C’était l’ouverture de la chasse le 15 septembre, Corentin Mollot, 16 ans, va tirer sa première perdrix*. Le droit de tuer jusqu’au 28 février. Les chasseurs sont encore 1,3 millions. Trop de chasseurs, presque plus de gibier. Autrefois c’était une chasse de proximité, réservée aux paysans qui faisaient là une cueillette complémentaire. On fabriquait soi-même ses cartouches, le fusil se transmettait de père en fils. Et puis il y a eu l’industrialisation de la chasse, les fusils à répétition qui ne laissent aucun chance à la perdrix, la horde de chasseurs qui sortent de leur 4×4 pour encercler le lièvre, le productivisme agricole qui éradique le potentiel cynégétique, les sociétés de chasse qui lâchent les faisans d’élevage la veille de l’ouverture. On a vu des chasseurs suivis par des faisans affamés qui attendaient d’être nourris par eux ! Ce n’est plus la recherche d’un complément alimentaire, c’est le massacre à la tronçonneuse, c’est un loisir coupable qui se croit responsable. On aménage des jachères pour la faune sauvage, on équipe des tracteurs de barres d’effarouchement pour éviter que les animaux soient broyés, on indemnise les agriculteurs pour les « méfaits » des sangliers. Il paraît même qu’il y a des quotas… un chasseur qui tue une perdrix ne pourra en tuer une autre de toute la saison. Mais qui suivra à la trace Corentin Mollot ? Comment plus d’un million de chasseurs français peuvent-il évoluer à leur aise dans des paysages urbanisés, fragmentés et « désanimalisés » ? On « gère » une nature sauvage qui n’avait pas besoin de nous jusqu’il y a peu.
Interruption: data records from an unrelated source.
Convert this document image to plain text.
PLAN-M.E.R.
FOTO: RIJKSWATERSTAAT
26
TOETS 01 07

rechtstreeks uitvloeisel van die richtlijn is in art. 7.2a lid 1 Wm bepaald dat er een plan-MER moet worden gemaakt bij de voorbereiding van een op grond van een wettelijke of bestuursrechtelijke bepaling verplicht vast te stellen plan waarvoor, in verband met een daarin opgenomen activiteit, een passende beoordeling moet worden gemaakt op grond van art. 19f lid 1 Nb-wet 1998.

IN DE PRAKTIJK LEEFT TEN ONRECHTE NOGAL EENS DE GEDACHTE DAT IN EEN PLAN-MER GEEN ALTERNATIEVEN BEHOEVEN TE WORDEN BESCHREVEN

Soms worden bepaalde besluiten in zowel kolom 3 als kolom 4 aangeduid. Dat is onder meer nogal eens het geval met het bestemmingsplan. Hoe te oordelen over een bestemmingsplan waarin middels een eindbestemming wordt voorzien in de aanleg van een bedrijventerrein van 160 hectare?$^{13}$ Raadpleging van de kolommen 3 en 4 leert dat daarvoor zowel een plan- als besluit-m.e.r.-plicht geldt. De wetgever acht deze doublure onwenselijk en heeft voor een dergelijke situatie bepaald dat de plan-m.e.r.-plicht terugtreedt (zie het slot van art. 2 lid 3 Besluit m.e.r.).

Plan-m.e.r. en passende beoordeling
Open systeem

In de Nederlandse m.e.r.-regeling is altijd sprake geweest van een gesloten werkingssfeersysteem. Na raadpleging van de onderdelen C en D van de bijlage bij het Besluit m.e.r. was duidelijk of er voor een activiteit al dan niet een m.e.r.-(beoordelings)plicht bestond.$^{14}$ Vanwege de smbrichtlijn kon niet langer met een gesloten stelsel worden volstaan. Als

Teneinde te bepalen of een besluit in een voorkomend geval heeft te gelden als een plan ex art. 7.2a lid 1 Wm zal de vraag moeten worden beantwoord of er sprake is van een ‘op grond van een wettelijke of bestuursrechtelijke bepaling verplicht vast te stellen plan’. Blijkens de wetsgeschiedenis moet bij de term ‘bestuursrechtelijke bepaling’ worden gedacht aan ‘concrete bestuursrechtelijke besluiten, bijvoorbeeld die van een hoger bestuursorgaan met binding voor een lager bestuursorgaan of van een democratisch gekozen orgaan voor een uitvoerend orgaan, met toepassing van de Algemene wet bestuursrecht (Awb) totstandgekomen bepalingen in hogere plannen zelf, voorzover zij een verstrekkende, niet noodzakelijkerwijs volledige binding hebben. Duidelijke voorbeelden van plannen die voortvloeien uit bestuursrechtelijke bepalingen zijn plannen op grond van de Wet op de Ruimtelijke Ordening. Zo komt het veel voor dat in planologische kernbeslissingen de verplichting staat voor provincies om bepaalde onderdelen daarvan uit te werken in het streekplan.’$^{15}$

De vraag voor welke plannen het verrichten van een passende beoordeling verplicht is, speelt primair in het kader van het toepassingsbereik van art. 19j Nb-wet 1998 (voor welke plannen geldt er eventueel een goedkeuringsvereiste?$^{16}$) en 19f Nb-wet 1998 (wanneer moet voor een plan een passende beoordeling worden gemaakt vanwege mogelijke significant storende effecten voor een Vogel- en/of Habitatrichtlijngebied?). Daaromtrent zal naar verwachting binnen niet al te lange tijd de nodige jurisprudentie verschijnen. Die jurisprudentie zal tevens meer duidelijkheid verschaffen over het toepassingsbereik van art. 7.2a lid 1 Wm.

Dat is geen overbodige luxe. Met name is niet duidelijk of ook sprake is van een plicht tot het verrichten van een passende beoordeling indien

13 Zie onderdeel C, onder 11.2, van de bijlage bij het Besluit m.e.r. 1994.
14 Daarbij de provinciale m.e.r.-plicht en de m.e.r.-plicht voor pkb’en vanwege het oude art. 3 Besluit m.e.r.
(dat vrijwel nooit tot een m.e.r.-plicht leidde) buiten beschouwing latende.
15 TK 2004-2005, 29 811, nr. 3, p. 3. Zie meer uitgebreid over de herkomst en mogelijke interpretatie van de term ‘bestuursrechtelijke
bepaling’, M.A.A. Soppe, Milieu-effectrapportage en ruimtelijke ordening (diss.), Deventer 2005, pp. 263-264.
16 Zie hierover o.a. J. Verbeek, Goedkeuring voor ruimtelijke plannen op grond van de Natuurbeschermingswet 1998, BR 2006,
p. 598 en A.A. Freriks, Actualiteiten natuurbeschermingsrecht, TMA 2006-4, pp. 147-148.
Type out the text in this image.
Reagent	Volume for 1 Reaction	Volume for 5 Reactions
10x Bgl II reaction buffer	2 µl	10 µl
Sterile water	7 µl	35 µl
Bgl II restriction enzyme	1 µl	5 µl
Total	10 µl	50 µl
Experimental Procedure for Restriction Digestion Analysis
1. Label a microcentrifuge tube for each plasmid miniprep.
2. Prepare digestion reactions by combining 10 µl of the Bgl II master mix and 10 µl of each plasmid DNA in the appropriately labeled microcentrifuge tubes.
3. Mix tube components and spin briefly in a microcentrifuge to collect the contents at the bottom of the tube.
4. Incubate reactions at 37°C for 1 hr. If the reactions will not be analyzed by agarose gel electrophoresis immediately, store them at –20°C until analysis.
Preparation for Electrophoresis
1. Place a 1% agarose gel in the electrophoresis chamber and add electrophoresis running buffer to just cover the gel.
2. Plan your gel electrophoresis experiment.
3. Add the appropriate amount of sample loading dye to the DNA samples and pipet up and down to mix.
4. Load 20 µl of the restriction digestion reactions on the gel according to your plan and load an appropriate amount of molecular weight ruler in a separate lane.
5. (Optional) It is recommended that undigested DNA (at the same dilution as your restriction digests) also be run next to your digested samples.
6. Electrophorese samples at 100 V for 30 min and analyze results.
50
Comme l’exprimait Aldo LEOPOLD**, « le chasseur ne devrait pas être cette fourmi motorisée qui envahit les continents avant d’avoir appris à voir le jardin à côté de chez lui ». De son point de vue, toute créature est membre de la communauté biotique, et comme la stabilité de celle-ci dépend de son intégrité, elle doit avoir le droit d’exister. La land ethic implique le respect des membres de la communauté. Donc Aldo cultivait les vertus de l’autolimitation du désir de  capture. Il s’agit, par respect pour l’animal qu’on traque, d’imposer des freins à l’action des chasseurs ; il faut par exemple chasser léger, une cartouche seulement par animal, tirer les perdrix à la volée, etc. Mais l’éthique de la terre, qui l’a apprise aux chasseurs contemporains ? Les chasseurs sont devenus incompétents parce qu’ils ont enfreint la règle primordiale de tout bon parasite : ne pas tuer son hôte. En acculant à l’extinction espèce vivante après espèce vivante, ils sont tombés dans le piège de la perte de biodiversité et de la raréfaction du gibier.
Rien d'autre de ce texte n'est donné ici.